En revanche, Jean-Yves Le Drian a tenu à rappeler que le groupe européen « a été au rendez-vous » pour livrer six A400M au premier standard tactique (capacités d’aérolargage de militaires et de matériels, atterrissage et décollage sur terrains sommaires et évolution dans une zone de menaces) dans le cadre du plan Hexagone décidé en 2015. « Le pari a été tenu à quelques jours près », a-t-il estimé. Les derniers appareils ont été livrés en début d’année au lieu de fin 2016. En France, l’armée de l’air dispose d’une flotte opérationnelle de 11 appareils, dont six au standard tactique. Trois autres appareils doivent être livrés lors du premier semestre 2017 et le quinzième en 2018. La loi de programmation militaire (LPM) actualisée prévoit ensuite une suspension des livraisons jusqu’en 2021.

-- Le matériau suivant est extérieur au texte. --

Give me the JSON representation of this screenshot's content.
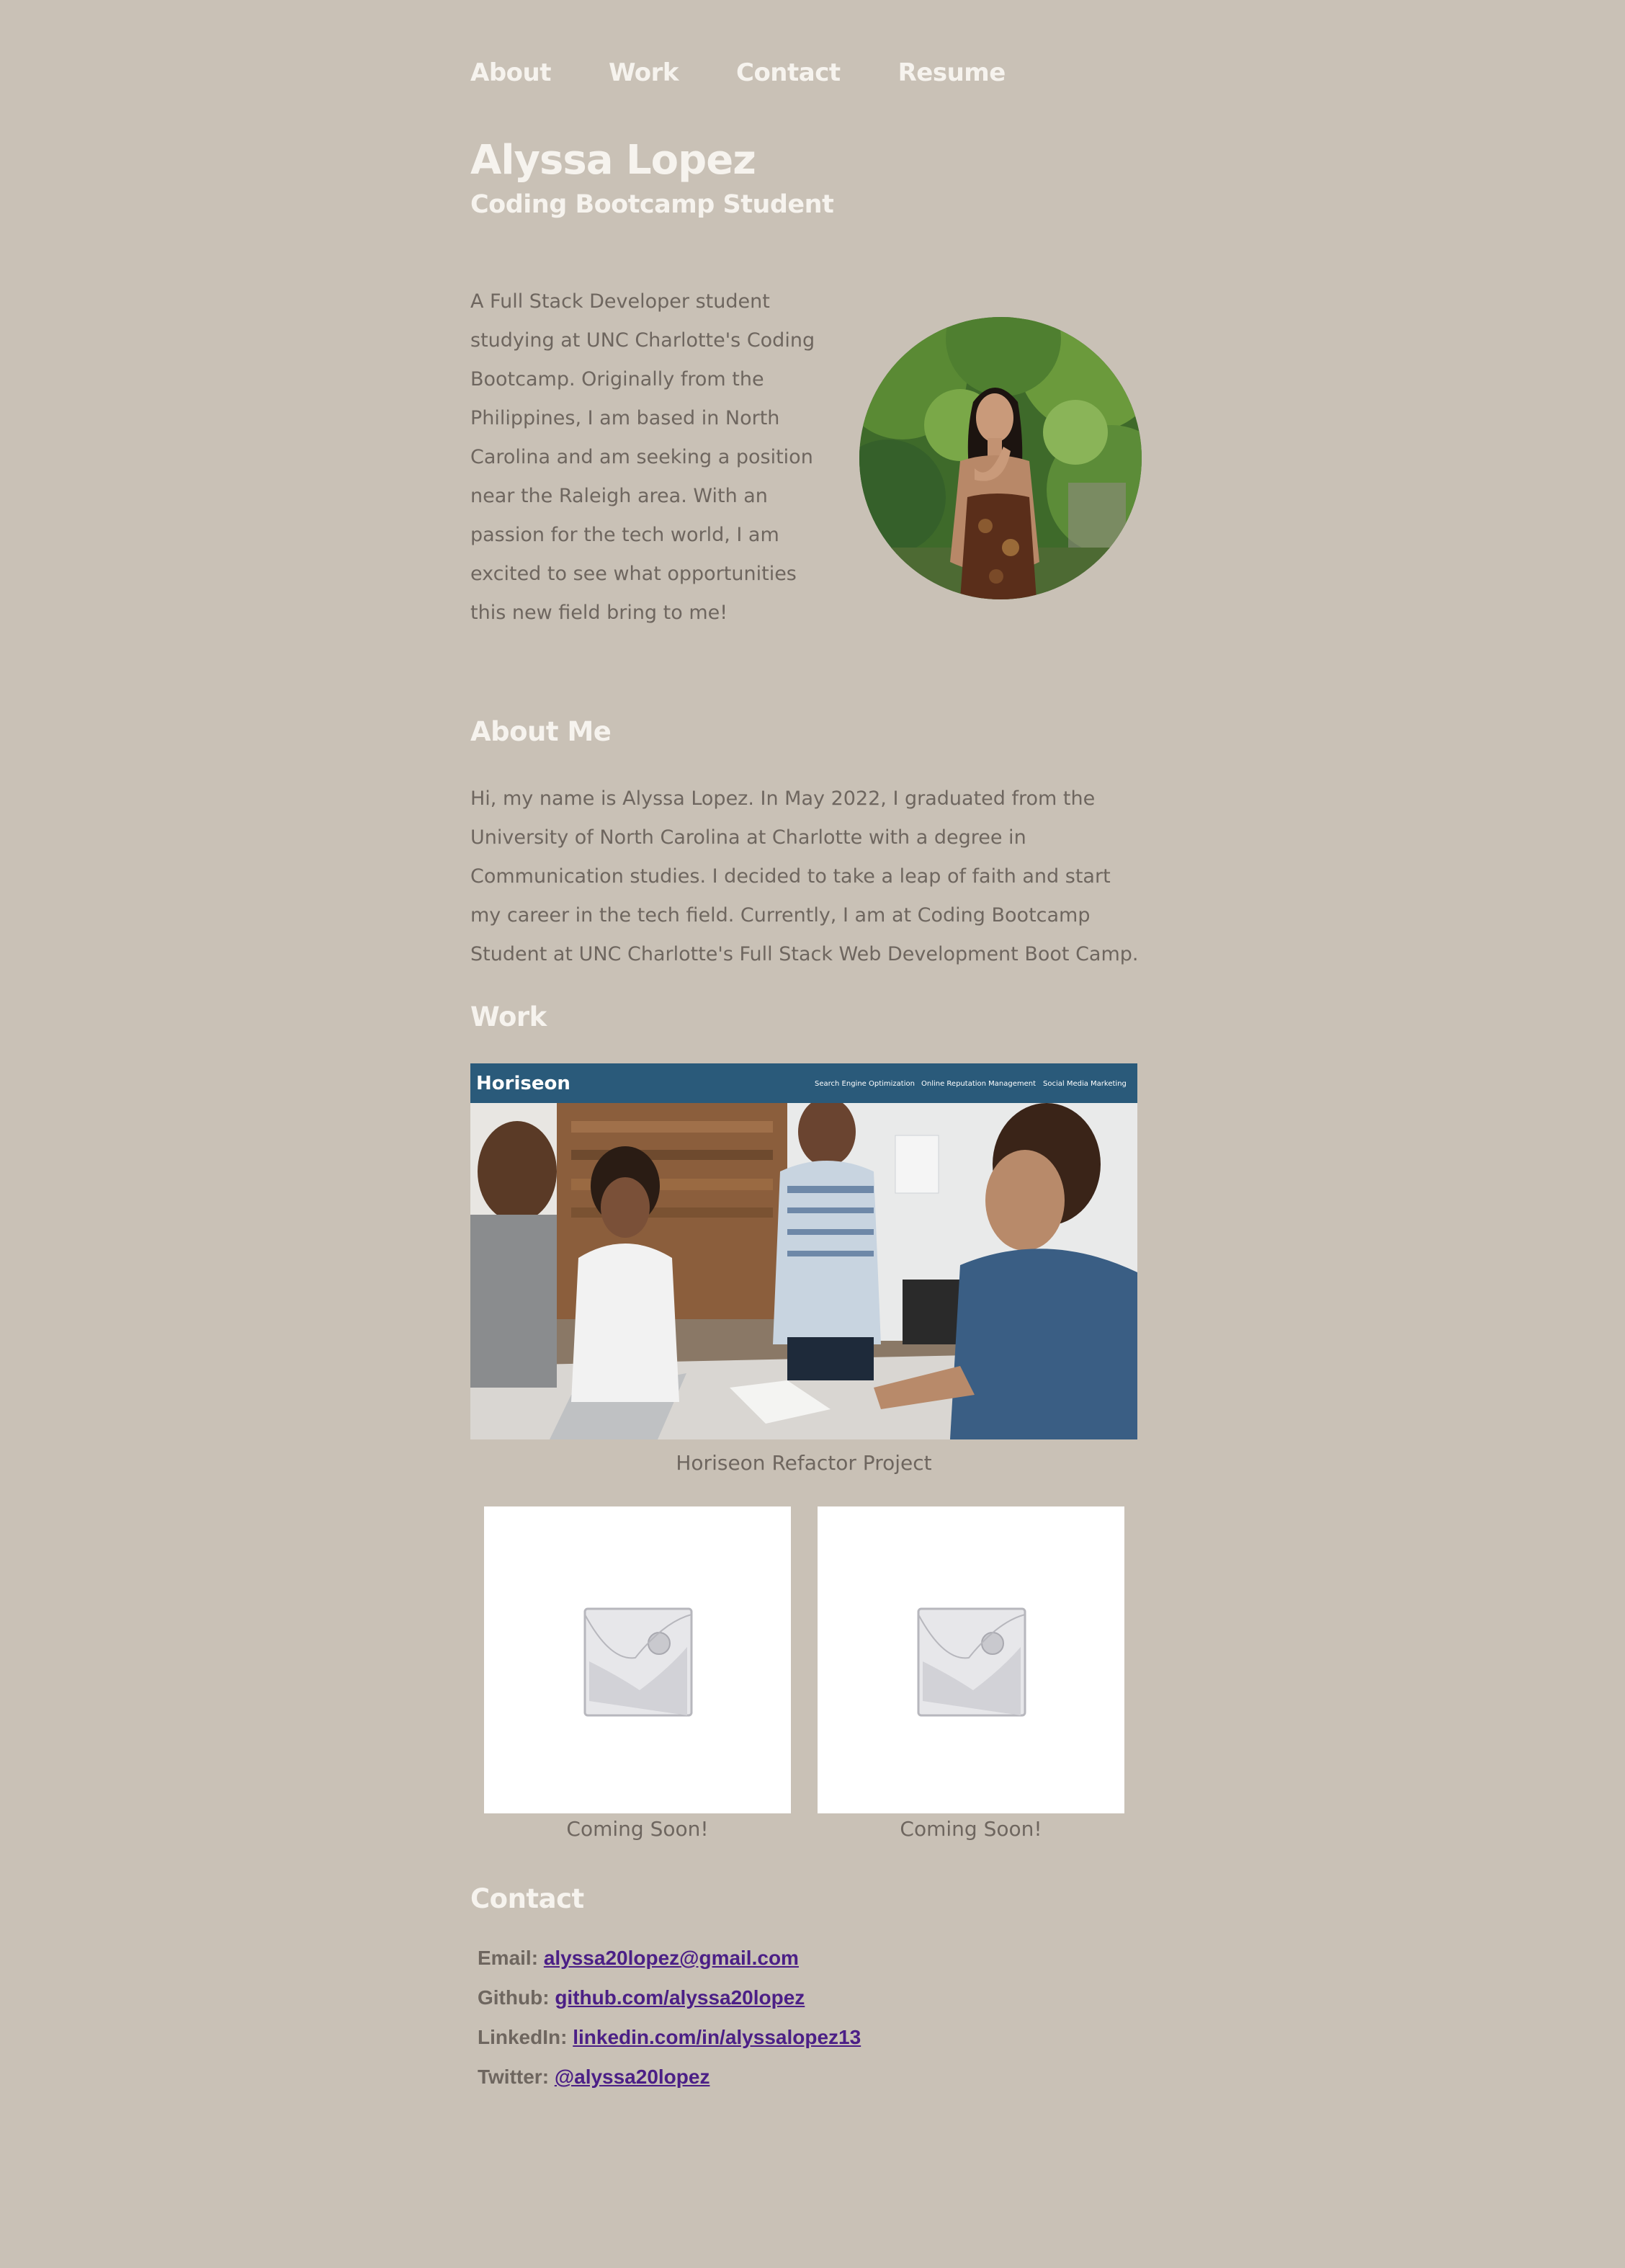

« Ce programme est désormais sur de bons rails, c’est ma conviction », a assuré le ministre de la Défense. Et de rappeler que « ce succès est aussi le résultat d’un dialogue robuste avec nos interlocuteurs d’Airbus, Marwan (Lahoud, ndlr) pourra en témoigner, qui a permis de tenir les délais que j’avais demandés à Tom Enders ». Ce dernier, assure-t-on dans l’entourage du ministre, « a mis le paquet pour tenir les délais et a surveillé l’évolution du plan Hexagone au plus près ».

Une lettre qui ne passe pas

Mais le courrier adressé aux sept pays clients de l’A400M et signé par Tom Enders et le président du conseil d’administration d’Airbus Denis Ranque, ne passe pas en France. « Ils font les courriers qu’ils veulent », a fait valoir le ministre, interrogé lors d’un point presse, sous-entendant qu’il ne se sentait pas concerné. Mais dans son entourage, on estime que cette lettre, qui n’a « pas été personnalisée », est « maladroite » sur le fonds comme sur la forme et le timing. Airbus a annoncé mercredi dernier une chute de son bénéfice après avoir passé une lourde provision de 2,2 milliards pour son avion de transport stratégique. Soit trois milliards en trois ans.

D’autant que la France, comme l’a rappelé Jean-Yves Le Drian dans son discours, « a toujours eu confiance dans ce programme », y compris « dans les moments difficiles, comme ceux qui ont suivi le crash de Séville ». D’ailleurs, « La France a été la seule à poursuivre les vols de ses A400M », a-t-il fait valoir. D’où la surprise et la mauvaise humeur de Paris, qui « ne mettra pas la main à la poche à nouveau ». Il est donc possible que la réunion prévue en mars soit annulée, la France n’y serait pas favorable. Paris renvoie Airbus vers l’OCCAR, l’agence qui gère les programmes européens en partenariat.

L’Allemagne dans le viseur d’Airbus

Pourquoi un tel courrier envoyé aux sept ministres de la Défense clients de l’A400M. En fait, il vise plus particulièrement l’Allemagne, selon plusieurs sources concordantes. En envoyant ce courrier aux sept pays clients, Airbus espère que Paris, qui tient beaucoup à cet appareil, et d’autres capitales mettent la pression sur Berlin, qui « ne se comporte pas bien », explique-t-on à La Tribune. « C’est la seule façon de faire plier l’Allemagne », estime-t-on. Ainsi, le constructeur souhaite que les pénalités financières et les rétentions de paiement, notamment par l’Allemagne, ou le maintien du calendrier de livraison dans son état actuel, n’alourdissent pas la facture.

En outre, Airbus craint que Berlin, qui a obtenu la plus grosse part de travail sur l’A400M en 2003 proportionnellement à sa commande initiale, ne réduise pour la quatrième fois sa commande (75, puis 60 et enfin 53 actuellement). Le constructeur européen perd déjà de l’argent. Et même beaucoup, le programme dépassant les 30 milliards d’euros pour 174 appareils commandés (contre une prévision initiale de 20 milliards). Le point d’équilibre du programme se situerait à 400 appareils vendus. Mission impossible ? Pas sûr… Car l’avion plait beaucoup aux pilotes et à l’armée de l’air française exigente, qui l’utilise pour faire la guerre, pour son efficacité opérationnelle.